Véliaj dans la Constitution : J'ai combattu pour Ogerta, Florin d'Arlinda.

Erion Veliaj à la Cour constitutionnelle, où la plainte de son licenciement légal ou non du maire de Tirana, a dit que c'est la bataille qu'il fait même pour ceux qui viennent après lui. Veliaj a également fait une analogie avec le président [...]
Veliaj a également fait une analogie avec le maire de Tropoja et a demandé le même traitement, écrit A2 CNN.
“Pour analogie, je voulais mentionner un cas, oui, en Albanie. Le maire de Tropoja a moins de 11 mois d'assignation à résidence, pas en fonction, mais dans sa maison. La question se pose maintenant : tous les citoyens sont égaux. Pourquoi un citoyen de Tirana est-il différent d'un citoyen de Tropoja, et pourquoi la tolérance à Tropoja est-elle de 11 mois et à Tirana de deux semaines, trois mois et sept mois? Ici, nous avons un déséquilibre total.

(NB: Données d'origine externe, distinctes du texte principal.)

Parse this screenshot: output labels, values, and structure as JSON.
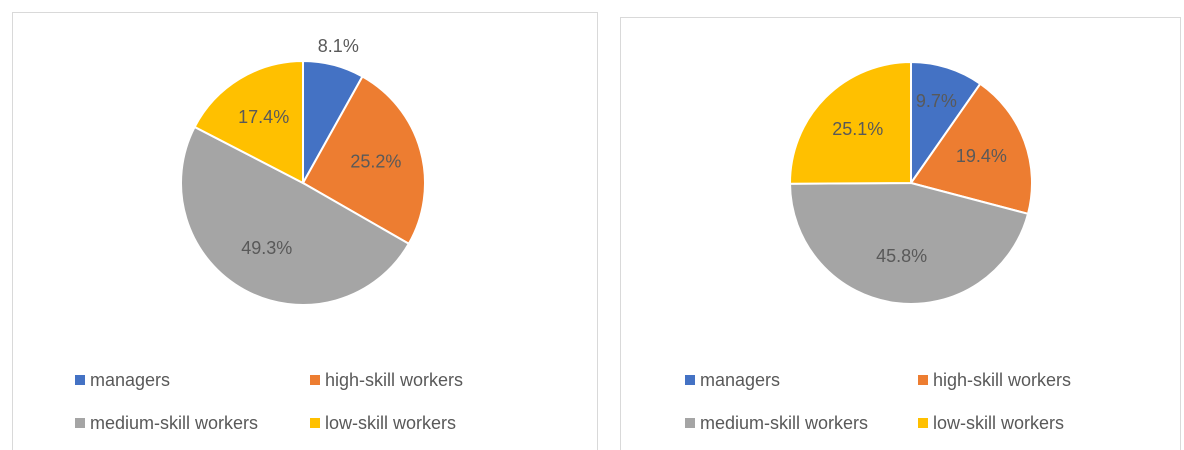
{
  "chart_data": [
    {
      "type": "pie",
      "categories": [
        "managers",
        "high-skill workers",
        "medium-skill workers",
        "low-skill workers"
      ],
      "values": [
        8.1,
        25.2,
        49.3,
        17.4
      ],
      "value_labels": [
        "8.1%",
        "25.2%",
        "49.3%",
        "17.4%"
      ],
      "colors": [
        "#4472c4",
        "#ed7d31",
        "#a5a5a5",
        "#ffc000"
      ]
    },
    {
      "type": "pie",
      "categories": [
        "managers",
        "high-skill workers",
        "medium-skill workers",
        "low-skill workers"
      ],
      "values": [
        9.7,
        19.4,
        45.8,
        25.1
      ],
      "value_labels": [
        "9.7%",
        "19.4%",
        "45.8%",
        "25.1%"
      ],
      "colors": [
        "#4472c4",
        "#ed7d31",
        "#a5a5a5",
        "#ffc000"
      ]
    }
  ]
}
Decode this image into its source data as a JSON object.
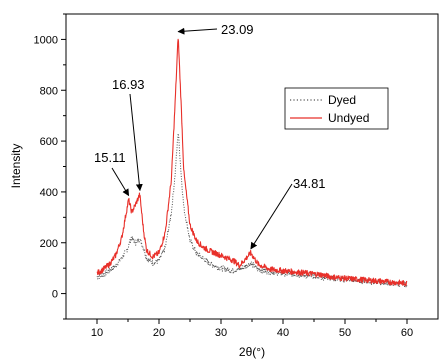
{
  "chart_data": {
    "type": "line",
    "xlabel": "2θ(°)",
    "ylabel": "Intensity",
    "xlim": [
      5,
      65
    ],
    "ylim": [
      -100,
      1100
    ],
    "x_ticks": [
      10,
      20,
      30,
      40,
      50,
      60
    ],
    "y_ticks": [
      0,
      200,
      400,
      600,
      800,
      1000
    ],
    "legend_position": "right",
    "series": [
      {
        "name": "Dyed",
        "color": "#555555",
        "style": "dotted",
        "x": [
          10,
          11,
          12,
          13,
          14,
          15,
          15.5,
          16.2,
          16.9,
          17.5,
          18,
          19,
          20,
          21,
          22,
          22.6,
          23.1,
          23.6,
          24,
          25,
          26,
          27,
          28,
          30,
          32,
          33,
          34.8,
          36,
          38,
          40,
          42,
          44,
          46,
          48,
          50,
          55,
          60
        ],
        "y": [
          65,
          75,
          90,
          110,
          140,
          180,
          220,
          200,
          215,
          180,
          140,
          120,
          130,
          180,
          320,
          470,
          640,
          460,
          340,
          210,
          160,
          140,
          120,
          100,
          90,
          95,
          120,
          95,
          85,
          80,
          75,
          70,
          65,
          60,
          55,
          45,
          35
        ]
      },
      {
        "name": "Undyed",
        "color": "#e8302a",
        "style": "solid",
        "x": [
          10,
          11,
          12,
          13,
          14,
          14.5,
          15.1,
          15.6,
          16.2,
          16.9,
          17.5,
          18,
          19,
          20,
          21,
          22,
          22.6,
          23.09,
          23.6,
          24,
          25,
          26,
          27,
          28,
          30,
          32,
          33,
          34.81,
          36,
          38,
          40,
          42,
          44,
          46,
          48,
          50,
          55,
          60
        ],
        "y": [
          80,
          95,
          115,
          150,
          220,
          290,
          370,
          320,
          350,
          390,
          250,
          170,
          145,
          160,
          240,
          450,
          750,
          1015,
          730,
          480,
          270,
          210,
          185,
          170,
          150,
          130,
          110,
          160,
          115,
          95,
          90,
          85,
          80,
          75,
          65,
          60,
          50,
          40
        ]
      }
    ],
    "annotations": [
      {
        "text": "15.11",
        "x": 15.11,
        "y": 370
      },
      {
        "text": "16.93",
        "x": 16.93,
        "y": 390
      },
      {
        "text": "23.09",
        "x": 23.09,
        "y": 1015
      },
      {
        "text": "34.81",
        "x": 34.81,
        "y": 160
      }
    ]
  }
}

Deux erreurs ne produisent plus de justice. Pour tous ceux qui ont des arguments, qu'en est-il des citoyens? Oui, bien sûr, mais j'ai d'abord un serment et un contrat pour protéger les citoyens. Deuxièmement, même pour ceux qui courent. Et si demain ils faisaient cette Ogerta, Florit, Arlind ? Le chaos que nous avons maintenant n'est rien avec le chaos qui peut être créé si cela devient standard. Donc c'est une autre bataille pour ceux qui viendront après moi chaque jour, dit Veliaj.